Specific Trade concerns
Australia introduced a new draft bill regulating the appearance and features of tobacco packaging. According to the draft legislation, all tobacco products sold in Australia would have olive-coloured plain packaging as of 1 July 2012. No logos or brand images would be permitted on the packaging. The product brand name would appear in uniform font on the front, top and bottom of the package, and graphic health warnings would continue to be displayed. This measure was notified to the WTO on 8 April 2011 (G/TBT/N/AUS/67).
Fourteen Members raised trade concerns with Australia’s measure. While Members did not challenge Australia’s public health objectives, they argued that such regulations could create an unnecessary barrier to trade, since they viewed the measure as more trade restrictive than necessary to achieve Australia’s public health objective.
Some members argued that Australia had not provided sufficient scientific evidence linking tobacco plain packaging to a reduction in tobacco consumption, especially among young people. In other words, they questioned the efficacy of the measure to achieve the stated objective.
Australia said that the plain packaging legislation was designed to protect public health. Australia stressed that 3 million Australians continued to smoke daily and that tobacco was responsible for the death of 15 000 Australians every year. In addition, smoking imposed annual costs of AUD31.5 billion on Australia’s economy and society. Plain packaging legislation was recommended by Australia’s leading public health experts, as it would eliminate one of the last remaining forms of tobacco advertising: packaging. Australia declared that plain packaging was the next logical step in its tobacco control efforts, and was part of a suite of new measures including a 25% increase in tobacco excise tax, increased investment in social marketing anti-smoking campaigns, and efforts to curb tobacco advertising on the internet.
A representative of the World Health Organisation (WHO) attended the meeting and said that tobacco was a grave threat to public health as 6 million people die every year due to smoking. The WHO added that tobacco consumption was the leading global cause of preventable death, and plain packaging was effective in curbing tobacco consumption. It was noted that the WHO Framework Convention on Tobacco Control (WHO FCTC) (1) contains a number of provisions relevant to plain packaging of tobacco products.

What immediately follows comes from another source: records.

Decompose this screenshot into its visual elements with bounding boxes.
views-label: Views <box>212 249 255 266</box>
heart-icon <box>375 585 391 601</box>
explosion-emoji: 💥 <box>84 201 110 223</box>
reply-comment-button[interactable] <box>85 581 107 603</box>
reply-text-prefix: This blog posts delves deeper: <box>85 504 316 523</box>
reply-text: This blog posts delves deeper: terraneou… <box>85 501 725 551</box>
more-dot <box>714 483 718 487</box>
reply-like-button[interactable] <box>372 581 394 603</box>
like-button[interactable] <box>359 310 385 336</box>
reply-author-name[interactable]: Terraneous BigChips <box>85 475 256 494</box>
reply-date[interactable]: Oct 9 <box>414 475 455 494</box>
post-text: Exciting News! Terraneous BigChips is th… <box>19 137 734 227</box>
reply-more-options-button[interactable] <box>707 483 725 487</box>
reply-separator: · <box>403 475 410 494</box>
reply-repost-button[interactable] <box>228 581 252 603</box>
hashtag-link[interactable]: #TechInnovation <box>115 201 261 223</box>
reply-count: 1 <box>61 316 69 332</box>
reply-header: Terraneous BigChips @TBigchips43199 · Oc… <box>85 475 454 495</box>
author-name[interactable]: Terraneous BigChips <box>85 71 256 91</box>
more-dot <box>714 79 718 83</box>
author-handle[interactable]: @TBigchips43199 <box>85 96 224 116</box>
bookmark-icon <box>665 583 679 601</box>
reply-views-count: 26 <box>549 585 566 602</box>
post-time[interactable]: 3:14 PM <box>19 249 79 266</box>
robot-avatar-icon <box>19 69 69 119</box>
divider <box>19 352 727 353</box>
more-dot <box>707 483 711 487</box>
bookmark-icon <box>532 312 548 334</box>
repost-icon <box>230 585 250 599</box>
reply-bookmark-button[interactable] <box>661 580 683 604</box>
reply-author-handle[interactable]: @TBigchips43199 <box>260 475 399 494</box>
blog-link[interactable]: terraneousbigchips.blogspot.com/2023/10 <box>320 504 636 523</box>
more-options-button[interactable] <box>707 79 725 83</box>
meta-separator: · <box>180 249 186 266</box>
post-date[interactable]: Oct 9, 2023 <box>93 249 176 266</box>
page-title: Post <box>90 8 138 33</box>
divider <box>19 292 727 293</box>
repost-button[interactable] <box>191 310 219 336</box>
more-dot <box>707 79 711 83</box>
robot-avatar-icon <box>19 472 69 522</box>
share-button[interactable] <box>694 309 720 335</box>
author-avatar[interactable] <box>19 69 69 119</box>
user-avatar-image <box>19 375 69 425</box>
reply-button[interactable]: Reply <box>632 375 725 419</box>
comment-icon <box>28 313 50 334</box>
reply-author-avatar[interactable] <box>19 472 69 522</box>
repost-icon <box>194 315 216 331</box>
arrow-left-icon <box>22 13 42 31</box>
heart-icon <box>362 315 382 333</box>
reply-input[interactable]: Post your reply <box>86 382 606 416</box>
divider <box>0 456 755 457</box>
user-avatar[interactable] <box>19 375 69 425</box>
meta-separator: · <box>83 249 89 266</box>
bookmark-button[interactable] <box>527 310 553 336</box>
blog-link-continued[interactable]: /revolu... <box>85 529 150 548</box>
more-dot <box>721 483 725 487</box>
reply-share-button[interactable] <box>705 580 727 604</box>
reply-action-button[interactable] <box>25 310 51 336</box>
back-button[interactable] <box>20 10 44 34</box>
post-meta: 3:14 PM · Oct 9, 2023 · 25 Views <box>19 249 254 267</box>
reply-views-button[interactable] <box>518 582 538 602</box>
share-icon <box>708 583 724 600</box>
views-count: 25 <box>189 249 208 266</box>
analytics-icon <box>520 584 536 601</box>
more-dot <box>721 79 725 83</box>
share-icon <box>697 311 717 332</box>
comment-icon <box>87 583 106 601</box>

This issue was also raised at the TRIPS Council on 7 June 2011
Anti-smoking regulations have frequently been discussed in the Technical Barriers to Trade (TBT) Committee over the last two years, as members have intensified their fight against smoking for public health reasons. Brazilian (G/TBT/N/BRA/407) and Canadian regulations aimed at banning additives and flavourings in tobacco products have also been discussed in TBT Committee meetings. A summary of these debates can be read here:
TBT Committee meeting 5 and 6 November 2009
TBT Committee meeting 24 and 25 March 2010
TBT Committee meeting 23 and 24 June 2010
TBT Committee meeting 24 and 25 March 2011
Carbon footprint labelling
Members raised concerns about the negative trade impact of France’s Grenelle 2 Law which included provisions on product carbon footprint labelling and environmental lifecycle analysis. The law will put into place a one-year trial program of carbon footprint labelling as of 1 July 2011. In particular, concerns focused on the inclusion of transportation emissions in the product carbon footprint, and the fact that carbon footprint labelling could eventually be made mandatory in France. Members argued that this law could disadvantage imported goods in the French market.
Other Environment-related Measures
Indonesia expressed concerns about the potential impact of the EU’s Renewable Energy Directive on its palm oil industry, and questioned how palm oil would be treated under the sustainability certification criteria for biofuels outlined in the Directive.
The US, the EU, Japan and Argentina expressed concerned about the scope and complexity of Mexico’s Energy Labelling Measures. In particular, the potential for consumer confusion and a lack of guidance for industry, including on testing procedures, were discussed.
The US raised concerns about the trade impact of Colombia’s Commercial Diesel Truck Emissions Regulation. The US noted that diesel fuel currently available in Colombia was not sufficiently refined to meet the ultra-low sulphur content standard laid out in the regulation, which all commercial trucks sold in Colombia would be required to meet as of 2013.
Up coming event
A workshop on Regulation Cooperation is scheduled for 8-9 November 2011.
The next meeting of the TBT Committee will take place on 10-11 November 2011.
NOTE: 1 - The Framework Convention on Tobacco Control (FCTC) is an international treaty administered under the umbrella of the WHO. The FCTC was negotiated in response to concern about a globalized tobacco epidemic, and aims at reducing demand and supply for tobacco. It entered into force on 27 February 2005. The Convention currently has 173 Parties. 138 of 153 WTO Members are parties to the FCTC.